Sur les demandes de dommages intérêts et de restitution
C’est par des motifs complets et pertinents qui ne sont pas remis en cause par les débats en appel et que la cour adopte que le premier juge a débouté M. I-J Z de sa demande de dommages intérêts, faute par lui d’établir l’existence d’un préjudice autre que celui-ci de devoir se défendre en justice, alors que la lettre d’accompagnement de l’acte de cession de parts sociales était entachée de deux erreurs que Mme A B et la SCI le Dauphin se sont bornées à mettre à profit, et que la cession est intervenue cinq mois après la date prévue, sans information des associés, et pour une raison inconnue de la cour, ce qui était de nature, à défaut de nullité, à gêner les appelantes principales, et étant rappelé le contexte de divorce dans lequel se faisait cette cession.
S’agissant des demandes de la SARL Hôtel des 4 soeurs :
— le rejet de la demande de dommages intérêts pour procédure abusive de la SARL Hôtel des 4 soeurs sera pareillement confirmé pour les mêmes motifs,
— et l’acte de cession n’étant pas annulé, il n’y a pas lieu de statuer :
* sur la demande de restitution par M. I-J Z du prix de cession
* sur la demande de dommages intérêts formée contre le notaire
* sur la demande de restitution des honoraires afférents à l’acte notarié.
Sur les dépens et l’article 700 du code de procédure civile
La SCP de notaires n’ayant été mise en cause que par la SARL Hôtel des 4 soeurs, les dépens afférents à cette SCP en cause seront mis à la charge de la SARL Hôtel des 4 soeurs, qui sera condamnée au paiement d’une somme de 1000 € en application de l’article 700 du code de procédure civile.
Pour le surplus des dépens, ils seront mis à la charge de Mme A B et de la SCI le Dauphin, qui seront en conséquence déboutées de leur demande en application de l’article 700 du code de procédure civile.

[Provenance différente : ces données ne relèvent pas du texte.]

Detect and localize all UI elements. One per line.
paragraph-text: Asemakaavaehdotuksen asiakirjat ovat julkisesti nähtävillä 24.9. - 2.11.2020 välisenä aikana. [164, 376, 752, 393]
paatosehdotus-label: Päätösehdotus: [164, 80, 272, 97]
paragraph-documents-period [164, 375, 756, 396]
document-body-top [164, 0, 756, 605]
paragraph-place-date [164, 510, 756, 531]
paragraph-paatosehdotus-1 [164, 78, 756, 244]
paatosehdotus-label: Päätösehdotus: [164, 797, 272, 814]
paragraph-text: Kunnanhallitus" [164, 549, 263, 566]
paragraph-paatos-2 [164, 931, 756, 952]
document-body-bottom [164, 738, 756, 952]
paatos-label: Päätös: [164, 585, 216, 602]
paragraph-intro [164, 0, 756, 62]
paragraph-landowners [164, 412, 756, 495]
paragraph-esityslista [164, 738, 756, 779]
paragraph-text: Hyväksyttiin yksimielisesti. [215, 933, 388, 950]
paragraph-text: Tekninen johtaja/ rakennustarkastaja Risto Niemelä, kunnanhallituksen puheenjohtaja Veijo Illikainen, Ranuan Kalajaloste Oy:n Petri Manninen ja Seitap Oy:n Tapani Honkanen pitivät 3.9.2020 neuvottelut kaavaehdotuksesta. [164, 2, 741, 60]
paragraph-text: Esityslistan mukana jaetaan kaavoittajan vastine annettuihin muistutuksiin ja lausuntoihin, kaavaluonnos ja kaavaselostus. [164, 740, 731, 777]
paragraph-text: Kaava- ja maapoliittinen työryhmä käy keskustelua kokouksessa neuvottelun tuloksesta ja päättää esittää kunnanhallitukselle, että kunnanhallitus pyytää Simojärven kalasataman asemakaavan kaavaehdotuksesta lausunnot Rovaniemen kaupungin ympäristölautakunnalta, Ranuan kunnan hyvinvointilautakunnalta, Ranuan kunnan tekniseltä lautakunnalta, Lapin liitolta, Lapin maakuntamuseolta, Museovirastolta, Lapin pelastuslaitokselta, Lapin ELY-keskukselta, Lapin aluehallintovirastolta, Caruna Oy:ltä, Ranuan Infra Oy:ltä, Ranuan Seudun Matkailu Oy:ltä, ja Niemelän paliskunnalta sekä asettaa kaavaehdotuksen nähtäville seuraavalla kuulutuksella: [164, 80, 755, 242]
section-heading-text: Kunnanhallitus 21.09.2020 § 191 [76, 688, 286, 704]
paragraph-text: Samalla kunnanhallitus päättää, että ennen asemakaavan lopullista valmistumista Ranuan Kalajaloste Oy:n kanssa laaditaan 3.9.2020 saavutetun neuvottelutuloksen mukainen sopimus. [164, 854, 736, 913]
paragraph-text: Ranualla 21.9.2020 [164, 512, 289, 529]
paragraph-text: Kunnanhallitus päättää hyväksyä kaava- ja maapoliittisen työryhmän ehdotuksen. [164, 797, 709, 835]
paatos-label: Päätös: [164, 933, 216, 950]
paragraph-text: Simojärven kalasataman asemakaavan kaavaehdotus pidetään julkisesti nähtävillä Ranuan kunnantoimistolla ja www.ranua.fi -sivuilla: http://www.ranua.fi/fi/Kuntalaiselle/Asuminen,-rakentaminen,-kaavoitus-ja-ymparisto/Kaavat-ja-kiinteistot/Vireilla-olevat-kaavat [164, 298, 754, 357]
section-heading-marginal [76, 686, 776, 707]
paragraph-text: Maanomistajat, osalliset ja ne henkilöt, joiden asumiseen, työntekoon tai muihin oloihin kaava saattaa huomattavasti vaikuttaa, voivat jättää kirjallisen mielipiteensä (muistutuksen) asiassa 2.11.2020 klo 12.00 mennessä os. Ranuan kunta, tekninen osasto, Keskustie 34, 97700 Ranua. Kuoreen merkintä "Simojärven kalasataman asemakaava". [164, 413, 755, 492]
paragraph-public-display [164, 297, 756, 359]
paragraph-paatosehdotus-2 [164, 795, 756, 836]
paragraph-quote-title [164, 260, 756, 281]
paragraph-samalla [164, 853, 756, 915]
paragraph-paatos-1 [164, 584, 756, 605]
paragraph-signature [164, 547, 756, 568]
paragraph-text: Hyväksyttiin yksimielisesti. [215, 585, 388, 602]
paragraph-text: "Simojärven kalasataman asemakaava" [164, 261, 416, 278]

L’équité ne commande pas de faire application de cet article au profit de M. I-J Z, et de la SARL Hôtel des 4 soeurs dont l’appel incident est rejeté.
PAR CES MOTIFS
LA COUR
Confirme en toutes ses dispositions le jugement déféré ;
Y ajoutant,
Condamne la SARL Hôtel des 4 soeurs au paiement des dépens afférents à la mise en cause de la SCP H Vidal H D et au paiement à celle-ci d’une somme de 1000 € en application de l’article 700 du code de procédure civile ; Dit n’y avoir lieu à application de l’article 700 du code de procédure civile au profit de Mme A B, de la SCI le Dauphin, de M. I-J Z et de la SARL Hôtel des 4 soeurs ;
Condamne Mme A B et la SCI le Dauphin pris comme une seule personne aux dépens d’appel.
Le présent arrêt a été signé par Madame Elisabeth LARSABAL, président, et par Madame Véronique SAIGE, greffier, auquel la minute de la décision a été remise par le magistrat signataire.